Gözlerim körleşirken gitmeliyim ben;
neden istiyorsun bunu, var olduğunu
neden söyliyeyim, seni artık bulamazken. Artık bulamıyorum seni bende, hayır.
Başkalarında da. Bu taşta da yoksun sen.
Artık bulamıyorum seni. Yalnızım ben. Bütün insanlığın acısıyla yalnızım,
onu seninle hafifletmek için omuzlamıştım;
oysa yoksun, adsız utanç, sen... Sonradan anlatıldı: “Bir melek geldi derken...” Ne meleği? Ah geceydi gelen
ağaçlarda yaprakları ilgisizce kımıldatarak.
Havarilerse düşlerinde sıçradılar ancak.
Ne meleği? Ah geceydi gelen. Görülmemiş bir gece değildi gelen gece;
onun gibi yüzlercesi geçip gider.
Sonra köpekler uyur, taşlar durur öylece.

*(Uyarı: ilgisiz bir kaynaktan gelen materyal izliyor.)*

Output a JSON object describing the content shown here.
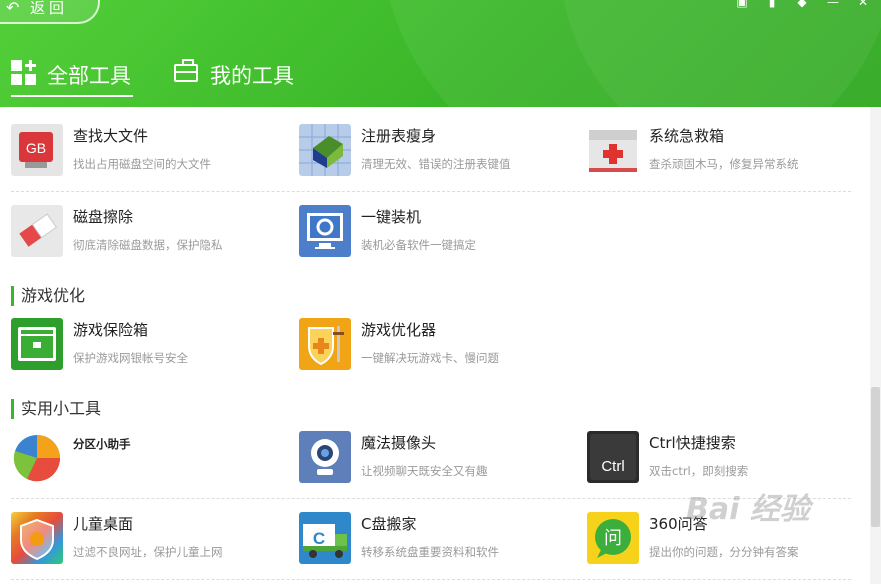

Ah yaslı bir gece, ah herhangi bir gece
tekrar sabahın olmasını bekleyen. Melekler böyle yakaranlara gelmez çünkü,
geceler genişlemez bunların çevresinde.
Kendini kaybedenleri her şey bırakır yüzüstü;
babalar onları terkederler,
kapanır onlara analar rahmi de. (Çev: A.Turan Oflazoğlu)
Günaydınlar olsun herkese
Rodin’in heykellerindeki ustalığa bakarsak zaman zaman insan anatomisini reddeden sıra dışılığı görürüz usta şiire gönül verse herhalde yine heykelleriyle aynı derecede sıra dışı ve bir o kadar da muhteşem eserler katardı sanat dünyasına.
Belki de :)
Ben teşekkür ederim Mehmet bey
Gönül bahçesine mihman olmuş bir garip bülbül,
Aşkla ağlamaklı şarkılar söyler, poyraz tarumar etti gülşeni bülbül bilmedi gülün derdini...
Ata kızı
Bir Gece Vakti,
Hayat yolunu engebeli araziye benzetirim inişli çıkışlı. Acılar kaçınılmaz. Ama dediğiniz gibi bu yolu yürümek inişleriyle ve çıkışlarıyla güzel. Ateş ise hayatımız boyunca herkesin hanesine uğrar bu da kaçınılmaz. Empati de burada uğramalı herbirimizin dimağına acılar paylaştıkça azalır, kimilerimiz bu inişleri henüz çocukken yaşarlar... mutlu olmak için bahaneler yaratmalıyız.
“Dehlizlerin sonundaki ışığa kavuşmak gibiydi şiir dökülmese sayfalara, satır satır ölürdü şair “
Ata kızı
Mehmet bey özellikle bu sözü almak istedim. Yüksek bilinç düzeyine eğitimle ulaşılabilir.
“duygular yaşanmalı ama dizginler insanın elinde olmalıdır.”
Bir Gece Vakti
20.04.2023 - 17:47
Her ne hikmetse varlığımızın değerini hep ikinci planda tutar kendimize vermemiz geren değerleri başkalarına atıf ederiz. Ta ki karşımızdakilerin gözünde eksilene kadar. Ve bunlar her ne hikmetse kırklı yaşlarımızda
“dank eder” ( tabiri caizse) o saatten sonra kendimiz için yaşamaya başlarız. Geçmişte bununla ilgili yazı yazmıştım. Kırktan sonra insanın kırıklarını toplayıp onarması ve onarılan herbir parçanında bilgi açısından ( tecrübe) insanın olgunlaşıp pişmesi olarak çok anlamlı ve değerli olduğunu düşünüyorum.
Yalnızlık konusuna gelince tercih olup olmaması konusunda kesin bir şey söyleyemem bazen de istem dışı olabilir.